Meteorites can record ancient magnetic fields when they form. These recordings of ancient magnetic fields can be retained for billions of years and can survive a meteorite’s entry into and through the Earth’s atmosphere. Unravelling the magnetic recordings of primitive meteorites that formed within the first few million years of our Solar System, can help us to understand the role of magnetic fields in the formation of the Solar Nebular.
There are thought to be several sources of the potential magnetic field, e.g., Solar Nebular fields, including powerful X-wind fields, impact-generated plasma-fields, and short-lived planetesimal (small planets > 80 km in diameter) dynamo fields drive by the decay of Al26 that are physically similar to the Earth’s geodynamo. All of the potential sources are based on theories that are hotly debated: Solar Nebular fields are argued to be too weak, whilst the very existence of impact-generated plasma-fields is doubted.
Planetesimal dynamo fields are reliant on there having been partially or fully differentiated planetesimals, e.g, denser elements in the middle of the planetesimal with lighter elements on the surface, like the Earth, however, this theory disagrees with petrographic evidence from very early so-called primitive chondrites, which does not support differentiation. There is also the question of the magnetic recording mechanism; the magnetic fields in the early Solar Nebular are very weak (roughly the same as the current Earth’s field on the surface); some other physical mechanism is required to record these weak magnetic fields, e.g., heat, shock etc.
In our study (Muxworthy et al., 2017), we propose a new method of inducing magnetic fields in primitive chondrites based on microscopic differential heating during impacts. Recent models of an impact-induced mechanism for the lithification of meteorites propose the matrix of ‘unshocked’ chondrites may have been rapidly heated and cooled, reaching >1000 K (Bland et al., 2014). This mechanism for heating acts on the microscopic scale, and is brief (<10 s), resulting in no macroscopic shock textures, however, the material is rapidly heating making it possible to thermally record weak, ambient magnetic fields, i.e., the magnetization recorded is not a shock-induced process or a recording of a plasma field, but a simple thermomagnetic recording like those recorded by lavas.
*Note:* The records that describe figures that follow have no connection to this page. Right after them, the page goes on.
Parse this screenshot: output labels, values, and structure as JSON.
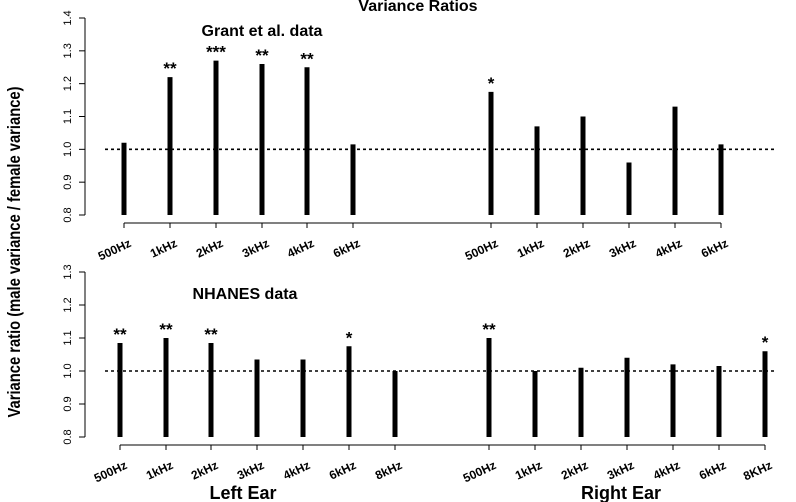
{
  "figure": {
    "title": "Variance Ratios",
    "ylabel": "Variance ratio (male variance / female variance)",
    "group_labels": [
      "Left Ear",
      "Right Ear"
    ]
  },
  "chart_data": [
    {
      "type": "bar",
      "title": "Grant et al. data",
      "ylim": [
        0.8,
        1.4
      ],
      "yticks": [
        "0.8",
        "0.9",
        "1.0",
        "1.1",
        "1.2",
        "1.3",
        "1.4"
      ],
      "reference_line": 1.0,
      "groups": [
        {
          "categories": [
            "500Hz",
            "1kHz",
            "2kHz",
            "3kHz",
            "4kHz",
            "6kHz"
          ],
          "values": [
            1.02,
            1.22,
            1.27,
            1.26,
            1.25,
            1.015
          ],
          "significance": [
            "",
            "**",
            "***",
            "**",
            "**",
            ""
          ]
        },
        {
          "categories": [
            "500Hz",
            "1kHz",
            "2kHz",
            "3kHz",
            "4kHz",
            "6kHz"
          ],
          "values": [
            1.175,
            1.07,
            1.1,
            0.96,
            1.13,
            1.015
          ],
          "significance": [
            "*",
            "",
            "",
            "",
            "",
            ""
          ]
        }
      ]
    },
    {
      "type": "bar",
      "title": "NHANES data",
      "ylim": [
        0.8,
        1.3
      ],
      "yticks": [
        "0.8",
        "0.9",
        "1.0",
        "1.1",
        "1.2",
        "1.3"
      ],
      "reference_line": 1.0,
      "groups": [
        {
          "categories": [
            "500Hz",
            "1kHz",
            "2kHz",
            "3kHz",
            "4kHz",
            "6kHz",
            "8kHz"
          ],
          "values": [
            1.085,
            1.1,
            1.085,
            1.035,
            1.035,
            1.075,
            1.0
          ],
          "significance": [
            "**",
            "**",
            "**",
            "",
            "",
            "*",
            ""
          ]
        },
        {
          "categories": [
            "500Hz",
            "1kHz",
            "2kHz",
            "3kHz",
            "4kHz",
            "6kHz",
            "8KHz"
          ],
          "values": [
            1.1,
            1.0,
            1.01,
            1.04,
            1.02,
            1.015,
            1.06
          ],
          "significance": [
            "**",
            "",
            "",
            "",
            "",
            "",
            "*"
          ]
        }
      ]
    }
  ]
}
Our theory is supported by new measurements made on the Allende primitive chondritic meteorite. As impacts generate a preferred orientation of the crystals inside a meteorite, a so-called crystallographic fabric, we searched for a similar magnetic fabric and found a very strong one. The most likely source for such a strong magnetic fabric is an impact. We also determined the intensity of the ancient magnetic field to be on the order of ~6 µT, of the same order of the early Solar Nebular field as predicted by models.
Our proposed new model for the magnetic recordings found in primitive meteorites, both agrees with petrographic evidence, i.e., it does not require planetesimal dynamos, and provides a physical recording mechanism.
The study, Evidence for an impact-induced magnetic fabric in Allende, and exogenous alternatives to the core dynamo theory for Allende magnetization was recently published in the journal Meteoritics & Planetary Science.